Friday, August 9, 2013

More on Preaching


150 years ago, one of Isaac Hecker’s original companions in the Paulist community’s founding, Paulist Father Francis Baker (1820-1865) preached a sermon at the Paulist Mother Church, entitled “The Preacher, The Organ of the Holy Ghost.” The occasion was the 4th Sunday after Easter in the historic Roman Calendar, for which the traditional Gospel reading would have been John 16:5-14.

Father Baker started with the text, When He the Spirit of Truth shall come, He will lead you into all truth (John 16:13).  After clarifying that this refers to “truth relating to our salvation” and not ordinary scientific knowledge which we are expected to discover “by our own intelligence,” he asked how this promise is fulfilled. His answer: “The Holy Ghost leads us into all truth necessary to our salvation by the public preaching of the Word of God.” Acknowledging the human limitations of preachers, Baker asserted “a law that goes all through Christianity, and even through all the arrangements of the natural world. In ever department of human life, God makes man His representative – man fallible and weak.”

Writing in the mid 19th-century, Father Baker could still easily assume an existing moral consensus. For him, natural reason illuminates the natural moral law and forms consciences accordingly. Thus, the preacher is not required, so to speak, to start from scratch.
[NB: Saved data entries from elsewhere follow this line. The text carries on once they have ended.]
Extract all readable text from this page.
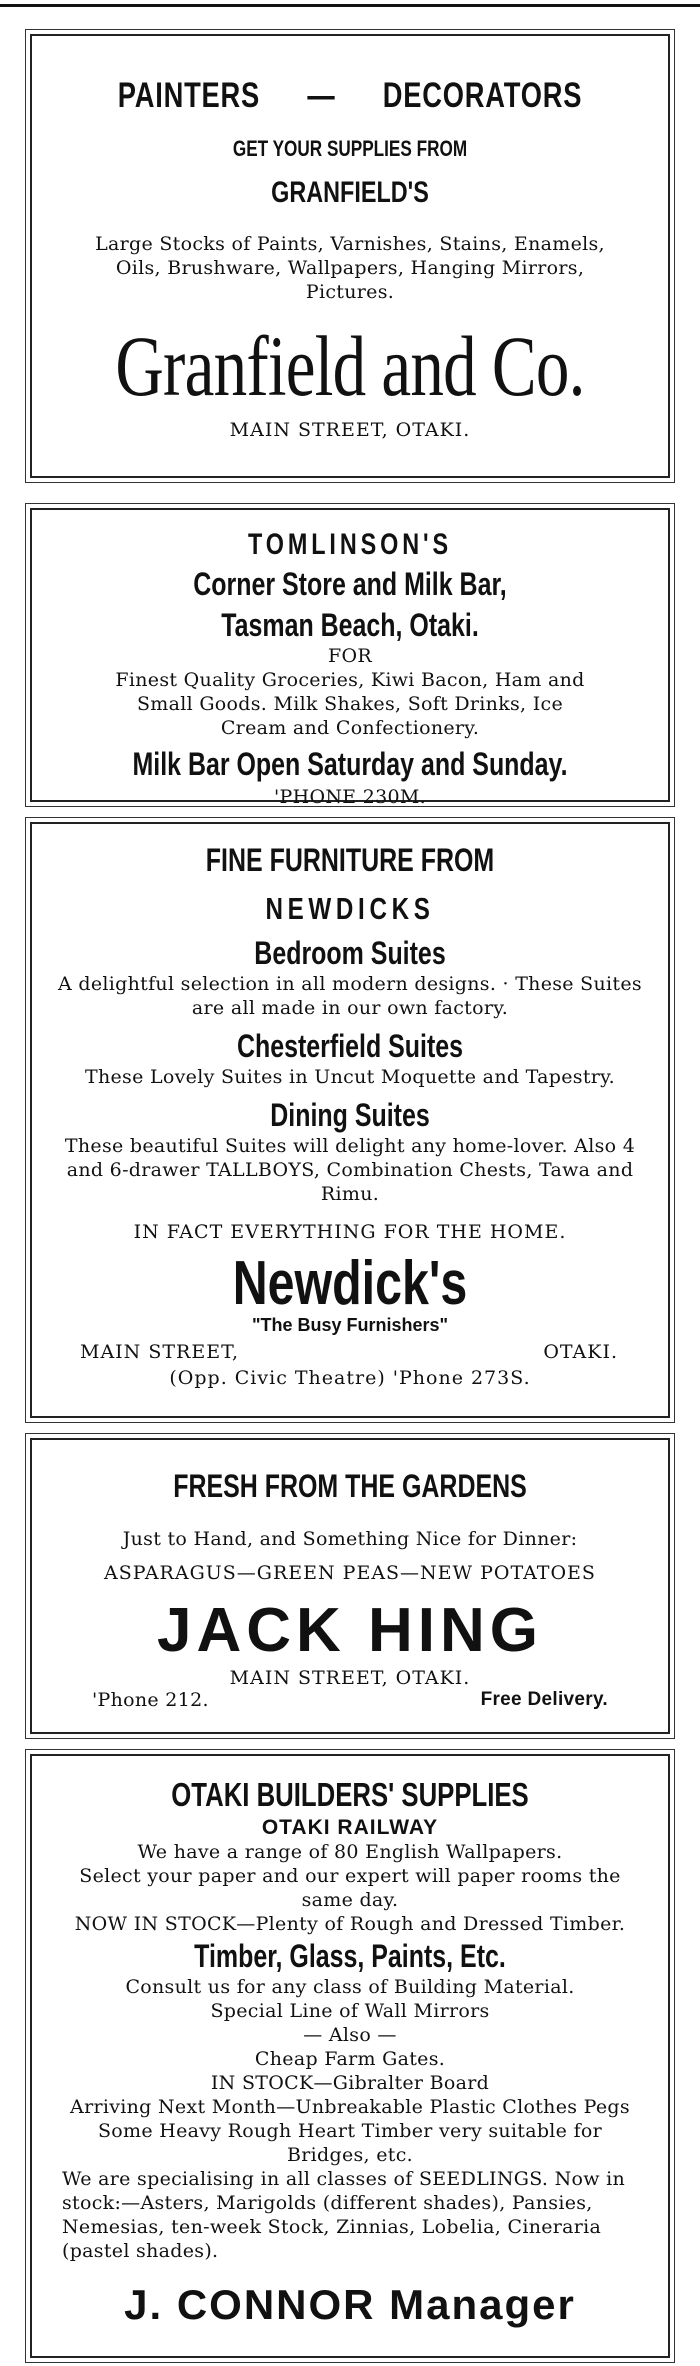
PAINTERS — DECORATORS

GET YOUR SUPPLIES FROM

GRANFIELD'S

Large Stocks of Paints, Varnishes, Stains, Enamels, Oils, Brushware, Wallpapers, Hanging Mirrors, Pictures.

Granfield and Co.

MAIN STREET, OTAKI.

TOMLINSON'S

Corner Store and Milk Bar,

Tasman Beach, Otaki.

FOR

Finest Quality Groceries, Kiwi Bacon, Ham and Small Goods. Milk Shakes, Soft Drinks, Ice Cream and Confectionery.

Milk Bar Open Saturday and Sunday.

'PHONE 230M.

FINE FURNITURE FROM

NEWDICKS

Bedroom Suites

A delightful selection in all modern designs. · These Suites are all made in our own factory.

Chesterfield Suites

These Lovely Suites in Uncut Moquette and Tapestry.

Dining Suites

These beautiful Suites will delight any home-lover. Also 4 and 6-drawer TALLBOYS, Combination Chests, Tawa and Rimu.

IN FACT EVERYTHING FOR THE HOME.

Newdick's

"The Busy Furnishers"

MAIN STREET,	OTAKI.

(Opp. Civic Theatre) 'Phone 273S.

FRESH FROM THE GARDENS

Just to Hand, and Something Nice for Dinner:

ASPARAGUS—GREEN PEAS—NEW POTATOES

JACK HING

MAIN STREET, OTAKI.

'Phone 212.	Free Delivery.

OTAKI BUILDERS' SUPPLIES

OTAKI RAILWAY

We have a range of 80 English Wallpapers.

Select your paper and our expert will paper rooms the same day.

NOW IN STOCK—Plenty of Rough and Dressed Timber.

Timber, Glass, Paints, Etc.

Consult us for any class of Building Material.

Special Line of Wall Mirrors

— Also —

Cheap Farm Gates.

IN STOCK—Gibralter Board

Arriving Next Month—Unbreakable Plastic Clothes Pegs

Some Heavy Rough Heart Timber very suitable for Bridges, etc.

We are specialising in all classes of SEEDLINGS. Now in stock:—Asters, Marigolds (different shades), Pansies, Nemesias, ten-week Stock, Zinnias, Lobelia, Cineraria (pastel shades).

J. CONNOR Manager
Rather his task is to build upon what people already know. “A man believes more, he is more conscious of his belief, his belief becomes more distinct, more serviceable, when he hears it from another’s lips.” But the preacher must also proclaim those revealed truths that are beyond natural reason: “it must depend on the preacher’s office to keep these mysteries in men’s minds, and to secure for them a place in men’s intelligence and affections.”

One of the images Father Baker used, which I suspect must have been a consolation to preachers then just as it is to preachers now, was “the Divine Sower scattering the seeds of truth and virtue.” It is an image that I think every preacher ought to keep constantly in mind – not just because it explains why not everyone will respond positively, but because it highlights God’s extreme generosity and patience, which ultimately account for whatever fruit preaching produces.

But Baker became genuinely poetic depicting the experience of preaching as a renewed Pentecost: “See, the priest has clothed himself to celebrate the unbloody sacrifice. He has ascended the altar. Already the clouds of incense hang over the mercy-seat, and hymns of praise ascend; - but he stops, he turns to the people. Why doe she interrupt the Mass? Has he seen a vision? Han an angel spoken to him, as of old to the prophet Zacharias? Yes, he has seen a vision, He has heard a voice. A fire is in his heart. A living coal has touched his lips, the Breath of the Spirit hath passed over him, and he speaks as he is moved by the Holy Ghost.”

Living in this much more prosaic age, I confess I have never imagined my preaching in this way. And, frankly, I think it somewhat challenging to do so, for all sorts of reasons which reflect today’s changed sensibilities. That said, however, it is a challenge to take somewhat more seriously the unique encounter with the Lord which we believe occurs at the altar and to allow oneself to be as awestruck by it as the prophets were.